Based on the current gameweek, the best transfer options are:\n
${recommendations.map((p) => `- ${p.name} (Position: ${p.position}, Team: ${p.team}) (Form: ${p.form}, Price: £${p.price}, Next Fixture Difficulty: ${p.nextFixtureDifficulty})`).join(`\n`)}.
Return nothing else but the recommendations in a readable format, clearly showing the player going out and the player coming in for each suggested transfer. For example:
Out: [Player Name from Current Team]
In: [Player Name from Best Transfer Options]
Cost: [Cost to make transfer, should be negative if out > in]
`;
return await invokeBedrock(
"anthropic.claude-3-sonnet-20240229-v1:0",
prompt
);
}
And that's it!
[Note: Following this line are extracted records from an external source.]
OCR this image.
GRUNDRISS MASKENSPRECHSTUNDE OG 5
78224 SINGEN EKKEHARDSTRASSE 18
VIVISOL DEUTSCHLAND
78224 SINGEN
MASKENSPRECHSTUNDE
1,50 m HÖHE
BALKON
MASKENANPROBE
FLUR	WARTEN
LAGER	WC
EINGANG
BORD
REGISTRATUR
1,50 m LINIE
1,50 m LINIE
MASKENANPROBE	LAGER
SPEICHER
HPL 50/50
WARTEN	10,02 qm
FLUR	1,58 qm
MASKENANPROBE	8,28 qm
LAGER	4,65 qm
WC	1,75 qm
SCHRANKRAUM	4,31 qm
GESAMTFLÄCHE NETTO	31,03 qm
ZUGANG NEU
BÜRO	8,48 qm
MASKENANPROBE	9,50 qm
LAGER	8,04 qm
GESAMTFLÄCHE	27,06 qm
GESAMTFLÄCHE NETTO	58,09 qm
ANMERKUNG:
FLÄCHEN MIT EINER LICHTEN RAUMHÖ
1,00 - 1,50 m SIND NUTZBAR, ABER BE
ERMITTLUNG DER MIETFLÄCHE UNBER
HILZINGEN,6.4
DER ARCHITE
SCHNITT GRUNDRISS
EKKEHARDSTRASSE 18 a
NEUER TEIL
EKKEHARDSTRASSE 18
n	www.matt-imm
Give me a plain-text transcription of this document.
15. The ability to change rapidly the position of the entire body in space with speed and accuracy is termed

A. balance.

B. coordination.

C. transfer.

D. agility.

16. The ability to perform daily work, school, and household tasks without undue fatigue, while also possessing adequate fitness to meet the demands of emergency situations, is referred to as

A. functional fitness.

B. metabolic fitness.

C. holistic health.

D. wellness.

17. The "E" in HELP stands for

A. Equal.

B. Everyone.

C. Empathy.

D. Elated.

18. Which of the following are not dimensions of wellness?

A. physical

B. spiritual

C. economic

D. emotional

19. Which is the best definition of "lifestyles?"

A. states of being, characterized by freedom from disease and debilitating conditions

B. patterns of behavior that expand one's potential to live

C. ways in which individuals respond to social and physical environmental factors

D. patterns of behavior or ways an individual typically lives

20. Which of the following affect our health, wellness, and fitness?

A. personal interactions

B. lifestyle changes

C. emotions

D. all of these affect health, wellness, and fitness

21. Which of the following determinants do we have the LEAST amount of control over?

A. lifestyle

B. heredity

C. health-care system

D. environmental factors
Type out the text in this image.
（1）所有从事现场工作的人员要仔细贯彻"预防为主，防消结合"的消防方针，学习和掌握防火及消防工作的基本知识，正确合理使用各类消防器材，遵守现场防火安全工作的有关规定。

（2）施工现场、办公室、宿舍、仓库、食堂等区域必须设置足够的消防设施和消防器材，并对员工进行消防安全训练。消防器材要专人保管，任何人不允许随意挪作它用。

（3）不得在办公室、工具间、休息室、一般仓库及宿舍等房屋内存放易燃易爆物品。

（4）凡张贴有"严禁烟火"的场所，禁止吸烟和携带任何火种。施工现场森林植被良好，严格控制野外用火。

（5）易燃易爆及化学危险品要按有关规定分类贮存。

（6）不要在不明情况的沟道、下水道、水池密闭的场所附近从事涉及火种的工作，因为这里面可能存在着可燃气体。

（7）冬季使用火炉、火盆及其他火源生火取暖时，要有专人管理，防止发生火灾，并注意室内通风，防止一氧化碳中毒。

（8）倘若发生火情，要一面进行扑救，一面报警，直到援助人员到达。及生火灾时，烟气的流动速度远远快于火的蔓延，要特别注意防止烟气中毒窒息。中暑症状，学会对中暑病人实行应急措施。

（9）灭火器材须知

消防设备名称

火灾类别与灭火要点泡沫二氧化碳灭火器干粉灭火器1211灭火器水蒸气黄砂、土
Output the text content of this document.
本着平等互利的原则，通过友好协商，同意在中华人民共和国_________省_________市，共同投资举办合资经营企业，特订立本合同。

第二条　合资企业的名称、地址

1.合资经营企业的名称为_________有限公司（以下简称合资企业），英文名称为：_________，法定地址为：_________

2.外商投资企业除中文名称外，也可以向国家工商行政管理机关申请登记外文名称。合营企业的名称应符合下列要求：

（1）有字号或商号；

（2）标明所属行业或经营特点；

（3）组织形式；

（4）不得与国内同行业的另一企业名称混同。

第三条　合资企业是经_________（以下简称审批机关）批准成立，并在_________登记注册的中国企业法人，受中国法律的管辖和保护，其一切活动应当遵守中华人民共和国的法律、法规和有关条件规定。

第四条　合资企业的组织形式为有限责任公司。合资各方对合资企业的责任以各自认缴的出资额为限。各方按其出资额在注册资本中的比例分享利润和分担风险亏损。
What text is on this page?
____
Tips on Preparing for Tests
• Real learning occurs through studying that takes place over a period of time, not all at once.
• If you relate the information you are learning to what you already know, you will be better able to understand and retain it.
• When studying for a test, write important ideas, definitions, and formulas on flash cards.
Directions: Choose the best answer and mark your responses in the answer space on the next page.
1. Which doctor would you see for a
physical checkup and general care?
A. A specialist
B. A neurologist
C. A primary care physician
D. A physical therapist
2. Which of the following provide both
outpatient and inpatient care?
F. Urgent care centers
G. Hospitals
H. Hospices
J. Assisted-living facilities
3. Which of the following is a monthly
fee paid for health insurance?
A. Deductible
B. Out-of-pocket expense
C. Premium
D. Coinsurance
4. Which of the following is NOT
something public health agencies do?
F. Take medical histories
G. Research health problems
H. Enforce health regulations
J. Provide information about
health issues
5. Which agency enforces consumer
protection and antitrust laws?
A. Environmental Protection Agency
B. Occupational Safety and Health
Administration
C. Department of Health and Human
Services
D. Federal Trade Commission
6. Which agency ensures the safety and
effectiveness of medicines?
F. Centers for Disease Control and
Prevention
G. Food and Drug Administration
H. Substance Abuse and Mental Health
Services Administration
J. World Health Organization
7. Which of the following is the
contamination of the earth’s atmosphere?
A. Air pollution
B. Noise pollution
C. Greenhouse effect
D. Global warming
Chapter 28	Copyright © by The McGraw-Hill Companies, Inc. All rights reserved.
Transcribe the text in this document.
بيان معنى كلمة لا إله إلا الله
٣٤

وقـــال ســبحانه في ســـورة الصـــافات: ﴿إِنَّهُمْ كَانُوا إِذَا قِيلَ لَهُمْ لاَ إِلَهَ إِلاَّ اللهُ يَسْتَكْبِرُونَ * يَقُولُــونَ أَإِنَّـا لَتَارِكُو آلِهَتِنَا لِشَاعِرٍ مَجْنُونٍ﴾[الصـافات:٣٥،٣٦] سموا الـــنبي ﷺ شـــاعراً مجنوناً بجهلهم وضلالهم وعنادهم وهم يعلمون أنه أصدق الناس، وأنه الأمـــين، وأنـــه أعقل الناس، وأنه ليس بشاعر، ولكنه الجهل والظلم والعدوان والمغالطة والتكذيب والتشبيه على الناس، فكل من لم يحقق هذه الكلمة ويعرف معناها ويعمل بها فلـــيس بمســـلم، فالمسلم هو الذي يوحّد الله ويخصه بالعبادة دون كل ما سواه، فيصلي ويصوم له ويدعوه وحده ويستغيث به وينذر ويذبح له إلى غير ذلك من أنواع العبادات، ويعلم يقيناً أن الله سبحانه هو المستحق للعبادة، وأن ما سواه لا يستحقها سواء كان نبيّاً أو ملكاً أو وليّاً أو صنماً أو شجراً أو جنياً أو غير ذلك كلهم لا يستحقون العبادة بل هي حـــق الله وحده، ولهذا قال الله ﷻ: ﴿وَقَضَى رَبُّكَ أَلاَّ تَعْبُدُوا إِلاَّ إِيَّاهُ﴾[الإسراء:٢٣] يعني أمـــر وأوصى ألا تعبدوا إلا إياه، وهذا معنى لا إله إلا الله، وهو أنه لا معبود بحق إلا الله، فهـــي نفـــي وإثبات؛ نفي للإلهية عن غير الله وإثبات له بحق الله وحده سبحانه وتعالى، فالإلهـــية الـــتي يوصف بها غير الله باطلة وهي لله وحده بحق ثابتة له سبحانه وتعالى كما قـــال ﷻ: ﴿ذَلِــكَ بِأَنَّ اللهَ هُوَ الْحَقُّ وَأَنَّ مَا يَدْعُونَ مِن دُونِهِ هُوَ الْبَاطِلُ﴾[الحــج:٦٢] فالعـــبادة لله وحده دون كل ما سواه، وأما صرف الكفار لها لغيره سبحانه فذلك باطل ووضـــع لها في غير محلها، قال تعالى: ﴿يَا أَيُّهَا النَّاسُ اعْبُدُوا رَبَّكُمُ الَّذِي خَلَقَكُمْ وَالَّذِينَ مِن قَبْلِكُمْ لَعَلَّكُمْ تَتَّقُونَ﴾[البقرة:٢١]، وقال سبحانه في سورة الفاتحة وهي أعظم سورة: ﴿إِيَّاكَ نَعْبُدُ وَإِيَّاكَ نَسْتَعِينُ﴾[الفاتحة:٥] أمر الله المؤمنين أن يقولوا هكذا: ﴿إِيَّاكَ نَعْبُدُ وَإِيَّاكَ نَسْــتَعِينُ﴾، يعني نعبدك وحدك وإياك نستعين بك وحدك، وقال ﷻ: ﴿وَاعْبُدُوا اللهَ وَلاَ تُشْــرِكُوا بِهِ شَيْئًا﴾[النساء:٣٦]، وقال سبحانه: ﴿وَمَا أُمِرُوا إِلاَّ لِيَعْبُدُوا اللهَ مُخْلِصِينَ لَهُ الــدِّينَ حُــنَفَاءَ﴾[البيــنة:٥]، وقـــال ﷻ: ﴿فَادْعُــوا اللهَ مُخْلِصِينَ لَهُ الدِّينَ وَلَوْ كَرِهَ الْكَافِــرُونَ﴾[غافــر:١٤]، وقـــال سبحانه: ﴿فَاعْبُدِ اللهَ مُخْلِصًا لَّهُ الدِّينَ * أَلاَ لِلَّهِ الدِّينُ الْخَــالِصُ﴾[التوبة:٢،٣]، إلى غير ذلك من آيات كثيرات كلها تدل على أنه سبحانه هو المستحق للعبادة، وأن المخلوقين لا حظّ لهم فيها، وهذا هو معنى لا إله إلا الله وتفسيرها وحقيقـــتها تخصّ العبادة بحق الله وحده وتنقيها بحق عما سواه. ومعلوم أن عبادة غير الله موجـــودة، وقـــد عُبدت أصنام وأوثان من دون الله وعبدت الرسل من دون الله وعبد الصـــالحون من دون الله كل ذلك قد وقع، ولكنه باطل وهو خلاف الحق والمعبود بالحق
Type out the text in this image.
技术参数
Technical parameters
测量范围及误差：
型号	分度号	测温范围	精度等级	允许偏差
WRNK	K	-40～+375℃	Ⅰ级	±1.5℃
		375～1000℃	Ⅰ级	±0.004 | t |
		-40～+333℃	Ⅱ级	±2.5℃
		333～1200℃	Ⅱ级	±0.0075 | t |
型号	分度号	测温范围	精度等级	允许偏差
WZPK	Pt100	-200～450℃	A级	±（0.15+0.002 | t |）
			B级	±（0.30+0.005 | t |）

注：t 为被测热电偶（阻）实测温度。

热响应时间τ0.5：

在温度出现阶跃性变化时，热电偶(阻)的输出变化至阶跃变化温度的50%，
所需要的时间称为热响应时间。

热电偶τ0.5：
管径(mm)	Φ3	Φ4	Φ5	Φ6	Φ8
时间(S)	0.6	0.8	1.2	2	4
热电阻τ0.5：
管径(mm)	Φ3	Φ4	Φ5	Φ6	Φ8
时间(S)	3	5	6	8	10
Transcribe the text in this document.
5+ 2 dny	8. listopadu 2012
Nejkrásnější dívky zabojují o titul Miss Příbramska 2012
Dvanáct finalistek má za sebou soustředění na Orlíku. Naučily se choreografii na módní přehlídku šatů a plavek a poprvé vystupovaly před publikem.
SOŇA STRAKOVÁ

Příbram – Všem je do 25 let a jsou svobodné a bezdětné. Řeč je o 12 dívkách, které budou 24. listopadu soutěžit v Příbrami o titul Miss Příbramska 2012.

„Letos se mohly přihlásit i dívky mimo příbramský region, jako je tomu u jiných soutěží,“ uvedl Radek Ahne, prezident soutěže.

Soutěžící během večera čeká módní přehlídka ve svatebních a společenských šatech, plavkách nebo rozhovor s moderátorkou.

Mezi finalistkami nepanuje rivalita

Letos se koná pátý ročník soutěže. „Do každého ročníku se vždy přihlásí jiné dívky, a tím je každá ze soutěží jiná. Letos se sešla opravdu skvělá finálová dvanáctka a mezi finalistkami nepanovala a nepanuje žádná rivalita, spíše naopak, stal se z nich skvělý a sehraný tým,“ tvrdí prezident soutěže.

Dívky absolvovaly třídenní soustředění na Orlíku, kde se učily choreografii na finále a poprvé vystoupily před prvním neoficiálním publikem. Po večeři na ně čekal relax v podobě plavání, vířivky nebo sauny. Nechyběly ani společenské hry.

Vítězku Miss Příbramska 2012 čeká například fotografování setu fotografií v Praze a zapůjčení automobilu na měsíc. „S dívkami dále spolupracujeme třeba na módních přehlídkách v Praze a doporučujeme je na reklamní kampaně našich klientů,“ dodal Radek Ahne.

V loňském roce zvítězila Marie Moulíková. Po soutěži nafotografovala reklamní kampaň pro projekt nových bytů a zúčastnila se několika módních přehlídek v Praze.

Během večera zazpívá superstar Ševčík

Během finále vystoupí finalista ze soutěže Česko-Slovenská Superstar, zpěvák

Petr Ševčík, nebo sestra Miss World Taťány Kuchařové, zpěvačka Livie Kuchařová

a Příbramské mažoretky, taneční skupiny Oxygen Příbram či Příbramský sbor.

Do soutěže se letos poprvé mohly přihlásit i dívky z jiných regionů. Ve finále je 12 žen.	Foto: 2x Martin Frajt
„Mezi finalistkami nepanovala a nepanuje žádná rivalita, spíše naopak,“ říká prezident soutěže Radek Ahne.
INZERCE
We can connect this function to an endpoint; calling it should give us some recommendations.
But there's always room for improvement. We can add more to our Knowledge Base or even build more agents to handle other tasks, allowing multi-agent orchestration.
As you can see, the ability to build agents without almost no code and the value they can deliver makes Amazon Bedrock a powerful tool for utilising AI modes.
I hope you found this helpful and that you start building powerful RAG agents to supercharge your ideas. Happy coding!